そして、週明けになり彼女はさっそく研究の成果を試そうと思っていた。
「スカーレット様、街に巨大な魔物が近づいております! お助けください!」
召喚されて早々、街の住人たちが必死に訴えてくる。スカーレットは「任せてください」と魔物の位置を聞くと、文字通りすぐさま飛んでいった。
人間たちが困っている。すぐにでも助けてあげなければ!
仕事には真面目に取り組む彼女はそのことで頭がいっぱいだった。
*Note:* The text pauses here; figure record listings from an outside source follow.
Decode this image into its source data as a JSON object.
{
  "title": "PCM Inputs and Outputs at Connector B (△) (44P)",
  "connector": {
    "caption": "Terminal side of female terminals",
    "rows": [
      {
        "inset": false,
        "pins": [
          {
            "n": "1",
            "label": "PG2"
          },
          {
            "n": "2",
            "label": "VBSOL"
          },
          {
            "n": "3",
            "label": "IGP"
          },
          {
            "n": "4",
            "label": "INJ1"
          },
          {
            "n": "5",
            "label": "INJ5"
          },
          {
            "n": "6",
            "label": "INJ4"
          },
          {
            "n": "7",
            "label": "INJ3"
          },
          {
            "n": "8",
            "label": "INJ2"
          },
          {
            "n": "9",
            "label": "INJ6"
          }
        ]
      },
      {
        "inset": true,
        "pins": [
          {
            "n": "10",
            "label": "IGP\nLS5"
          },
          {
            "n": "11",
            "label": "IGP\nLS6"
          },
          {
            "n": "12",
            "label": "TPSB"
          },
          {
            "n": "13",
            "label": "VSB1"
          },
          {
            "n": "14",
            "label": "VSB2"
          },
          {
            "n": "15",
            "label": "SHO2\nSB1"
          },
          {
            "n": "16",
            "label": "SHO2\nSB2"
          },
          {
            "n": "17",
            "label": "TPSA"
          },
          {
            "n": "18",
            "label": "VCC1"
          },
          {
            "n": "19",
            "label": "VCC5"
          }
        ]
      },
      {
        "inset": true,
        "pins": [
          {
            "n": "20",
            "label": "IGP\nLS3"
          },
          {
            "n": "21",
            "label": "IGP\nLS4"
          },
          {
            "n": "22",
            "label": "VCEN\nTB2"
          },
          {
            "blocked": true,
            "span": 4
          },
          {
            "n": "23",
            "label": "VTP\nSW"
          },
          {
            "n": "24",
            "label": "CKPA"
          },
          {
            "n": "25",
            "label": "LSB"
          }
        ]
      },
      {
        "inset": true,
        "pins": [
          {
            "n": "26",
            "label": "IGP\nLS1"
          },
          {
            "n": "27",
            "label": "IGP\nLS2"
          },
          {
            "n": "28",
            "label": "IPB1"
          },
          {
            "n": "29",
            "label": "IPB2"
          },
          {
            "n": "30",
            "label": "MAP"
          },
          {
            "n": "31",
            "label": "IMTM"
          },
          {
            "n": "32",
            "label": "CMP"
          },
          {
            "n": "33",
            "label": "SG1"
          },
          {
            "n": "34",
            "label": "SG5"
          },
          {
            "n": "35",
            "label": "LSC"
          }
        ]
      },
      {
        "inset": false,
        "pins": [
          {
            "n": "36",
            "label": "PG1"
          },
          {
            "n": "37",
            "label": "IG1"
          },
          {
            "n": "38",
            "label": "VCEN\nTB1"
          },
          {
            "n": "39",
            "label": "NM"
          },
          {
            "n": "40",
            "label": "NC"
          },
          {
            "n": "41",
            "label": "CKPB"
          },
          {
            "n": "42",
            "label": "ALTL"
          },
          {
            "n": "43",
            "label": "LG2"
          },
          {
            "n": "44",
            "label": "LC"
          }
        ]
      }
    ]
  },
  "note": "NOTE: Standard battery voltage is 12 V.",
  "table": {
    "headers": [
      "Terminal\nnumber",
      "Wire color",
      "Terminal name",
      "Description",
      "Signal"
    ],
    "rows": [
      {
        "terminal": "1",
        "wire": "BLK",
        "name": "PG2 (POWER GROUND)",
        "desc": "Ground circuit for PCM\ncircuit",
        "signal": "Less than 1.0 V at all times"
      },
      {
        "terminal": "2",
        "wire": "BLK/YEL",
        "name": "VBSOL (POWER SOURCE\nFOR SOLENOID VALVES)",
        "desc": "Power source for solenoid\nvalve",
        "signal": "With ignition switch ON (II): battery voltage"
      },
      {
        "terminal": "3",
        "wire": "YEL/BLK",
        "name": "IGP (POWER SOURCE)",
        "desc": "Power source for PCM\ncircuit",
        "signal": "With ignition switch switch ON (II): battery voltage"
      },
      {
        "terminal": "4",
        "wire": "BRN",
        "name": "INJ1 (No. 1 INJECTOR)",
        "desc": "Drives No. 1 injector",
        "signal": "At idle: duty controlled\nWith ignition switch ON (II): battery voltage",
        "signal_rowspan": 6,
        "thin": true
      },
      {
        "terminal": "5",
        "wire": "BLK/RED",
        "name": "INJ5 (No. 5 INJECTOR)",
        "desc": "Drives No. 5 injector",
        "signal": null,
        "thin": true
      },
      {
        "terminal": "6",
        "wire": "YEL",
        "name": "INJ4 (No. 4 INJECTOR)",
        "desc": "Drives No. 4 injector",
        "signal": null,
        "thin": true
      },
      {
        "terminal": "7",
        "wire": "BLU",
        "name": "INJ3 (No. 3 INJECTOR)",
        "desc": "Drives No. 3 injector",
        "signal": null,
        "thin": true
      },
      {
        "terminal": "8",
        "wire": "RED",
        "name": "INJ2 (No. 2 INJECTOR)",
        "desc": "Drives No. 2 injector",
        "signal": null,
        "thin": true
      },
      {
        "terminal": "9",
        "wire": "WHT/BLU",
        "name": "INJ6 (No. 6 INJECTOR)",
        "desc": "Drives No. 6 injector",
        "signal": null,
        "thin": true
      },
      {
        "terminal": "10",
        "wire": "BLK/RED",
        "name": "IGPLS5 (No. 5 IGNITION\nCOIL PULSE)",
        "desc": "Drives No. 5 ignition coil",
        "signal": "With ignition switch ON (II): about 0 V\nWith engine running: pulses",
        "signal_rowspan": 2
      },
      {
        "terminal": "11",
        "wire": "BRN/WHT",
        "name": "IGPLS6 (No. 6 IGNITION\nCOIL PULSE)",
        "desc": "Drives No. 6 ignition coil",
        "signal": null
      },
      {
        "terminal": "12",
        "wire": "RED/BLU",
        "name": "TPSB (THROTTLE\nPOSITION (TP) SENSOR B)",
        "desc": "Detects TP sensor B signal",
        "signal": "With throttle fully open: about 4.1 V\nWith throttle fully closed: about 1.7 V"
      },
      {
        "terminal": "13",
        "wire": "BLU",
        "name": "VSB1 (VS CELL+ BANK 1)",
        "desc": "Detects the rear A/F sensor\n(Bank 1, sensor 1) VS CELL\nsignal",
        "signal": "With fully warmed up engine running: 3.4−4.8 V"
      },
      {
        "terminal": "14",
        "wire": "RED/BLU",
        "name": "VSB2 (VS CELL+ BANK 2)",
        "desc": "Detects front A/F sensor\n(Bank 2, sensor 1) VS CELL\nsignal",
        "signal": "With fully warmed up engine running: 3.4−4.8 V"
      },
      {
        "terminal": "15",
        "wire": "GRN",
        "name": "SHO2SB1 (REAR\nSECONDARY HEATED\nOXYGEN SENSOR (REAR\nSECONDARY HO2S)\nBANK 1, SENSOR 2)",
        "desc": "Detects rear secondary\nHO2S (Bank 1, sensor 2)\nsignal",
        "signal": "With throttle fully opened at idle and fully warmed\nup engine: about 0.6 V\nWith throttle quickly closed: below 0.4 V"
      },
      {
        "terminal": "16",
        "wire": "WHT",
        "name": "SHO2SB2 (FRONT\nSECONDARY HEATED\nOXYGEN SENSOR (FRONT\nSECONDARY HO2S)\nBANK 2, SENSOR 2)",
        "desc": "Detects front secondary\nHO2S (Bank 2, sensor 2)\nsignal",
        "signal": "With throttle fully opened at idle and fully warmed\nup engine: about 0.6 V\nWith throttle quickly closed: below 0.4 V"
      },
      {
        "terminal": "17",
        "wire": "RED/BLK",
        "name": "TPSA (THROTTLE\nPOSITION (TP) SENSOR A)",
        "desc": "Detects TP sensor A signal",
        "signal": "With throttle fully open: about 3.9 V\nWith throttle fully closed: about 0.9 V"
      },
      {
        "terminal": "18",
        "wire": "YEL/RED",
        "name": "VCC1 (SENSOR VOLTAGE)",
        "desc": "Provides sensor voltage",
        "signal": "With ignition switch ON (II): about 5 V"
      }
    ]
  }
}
空から魔物の姿を確認すると、さっそく詠唱に入る。
「深淵にて燃え上がる呪詛の炎。いまひとたび出でて、焦土と化せ。インフェルノ!」
彼女が強大な魔力を振るうと、魔物は跡形もなく消え去る。これで一件落着だ。
街に戻り住人たちに笑顔で感謝されると、一仕事終えた充実感があった。ああ、このために働いているんだなあ。それでもしっかり報酬はいただき、城に帰った。
「……というわけで、みんなあたしに感謝してたのよ」
最後まで黙ってスカーレットの話を聞いていたじいやは、とうとうこらえきれなくなり言う。
「……結局、いつも通りの魔法で倒したんですね。……はあ、この間の爆破の研究は何だったんですか」
「ごめんて」
がっかりしている彼の肩にポンと手を置き、「でもね」とスカーレットは言う。
「誰かを助ける時に、細かいこと言ってられないでしょ?」
……それがわかっているなら、普通に仕事をしてほしい。そう思ったが、有能な執事は口には出さず主人に同意した。